And that’s just the way that Nicole DeJonghe and Brittany Todd wanted it as they made a six-day trek for Sierra Nevada Geotourism, in association with National Geographic.
The women, Sierra Business Council employees, posted photos and bits of information about “off the beaten path” places as they wound their way through the Sierra Nevada.
Day two, Oct. 7, brought them through the Feather River Canyon to the Heart K Ranch and Young’s Market in Taylorsville, Ada’s Place and Carey Candy Co. in Quincy and The Brewing Lair outside of Graeagle.
The women ended their day at the Sierraville Hot Springs before venturing on to Truckee the next morning.
During their time in Quincy, they stopped to take photos in front of a vivid red tree on Lee Way and talked about their trip.

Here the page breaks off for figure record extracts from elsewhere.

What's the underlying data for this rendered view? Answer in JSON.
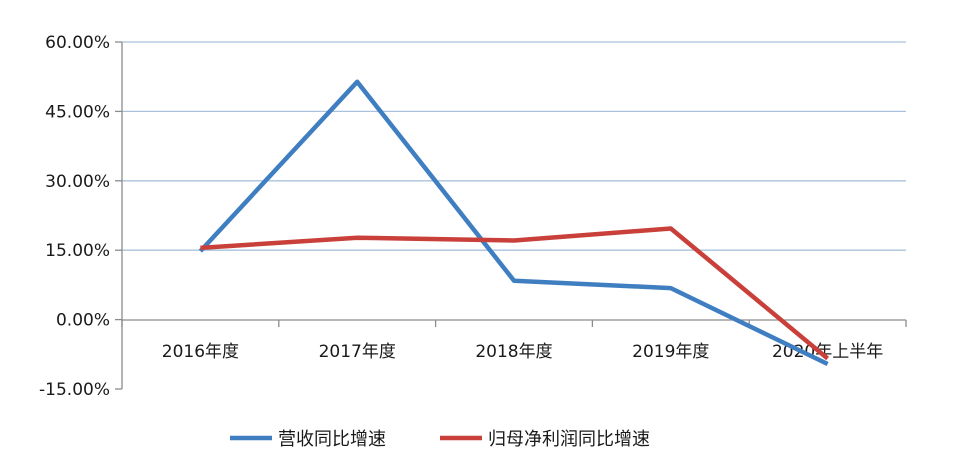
{
  "chart_data": {
    "type": "line",
    "title": "",
    "xlabel": "",
    "ylabel": "",
    "categories": [
      "2016年度",
      "2017年度",
      "2018年度",
      "2019年度",
      "2020年上半年"
    ],
    "series": [
      {
        "name": "营收同比增速",
        "color": "#3f7fc1",
        "values": [
          14.8,
          51.4,
          8.4,
          6.8,
          -9.6
        ]
      },
      {
        "name": "归母净利润同比增速",
        "color": "#c9403a",
        "values": [
          15.5,
          17.7,
          17.1,
          19.7,
          -8.4
        ]
      }
    ],
    "ylim": [
      -15,
      60
    ],
    "yticks": [
      60,
      45,
      30,
      15,
      0,
      -15
    ],
    "ytick_labels": [
      "60.00%",
      "45.00%",
      "30.00%",
      "15.00%",
      "0.00%",
      "-15.00%"
    ],
    "grid": true,
    "legend_position": "bottom"
  }
}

DeJonghe said that they would be driving through 22 counties, looking for out-of-the-way places to highlight on their website, sierranevadageotourism.org, and also on their Facebook page.
There is a printed map, produced in conjunction with National Geographic, but it can’t be updated quickly enough to satisfy the ladies.
“We want to get sites on the Web and on mobile devices that are nominated by locals,” DeJonghe said. “There are currently 1,600 unique places listed.”
As the women traveled, they posted requests for information, such as where to buy a morning coffee, and then followed the suggestions made by locals.
Their flowered blue van came equipped with a mini fridge and stovetop. They ate out in some places and cooked local foods in others.
Two days into their trip, they were clearly relishing the experience.
They said they were amazed by the beauty of the Feather River Canyon and enjoyed their stops at the Heart K Ranch and Young’s Market in Taylorsville.
At Young’s, the women visited with store owner Kelly Tan and “the porch guys” and also stocked up on sausages and other foods for their trip.
In Quincy, a visit to Carey Candy Co. brought dessert, where owner Amy Carey introduced them to her popular “caramel sea salt flats.”
“They looked like they were having a lot of fun,” Carey said of their visit.
After lunch and dessert, it was on to The Brewing Lair near Graeagle, where the ladies could try locally produced beer, warm themselves by a fire and listen to cowboy poetry.
They were accompanied throughout the day by members of the Plumas County Tourism Council, and then met up with other locals promoting tourism and economic development at The Brewing Lair, including representatives of Lost Sierra Rec & Tech, The Graeagle Plumas Alliance and TRAC (Trails for Recreation and Community).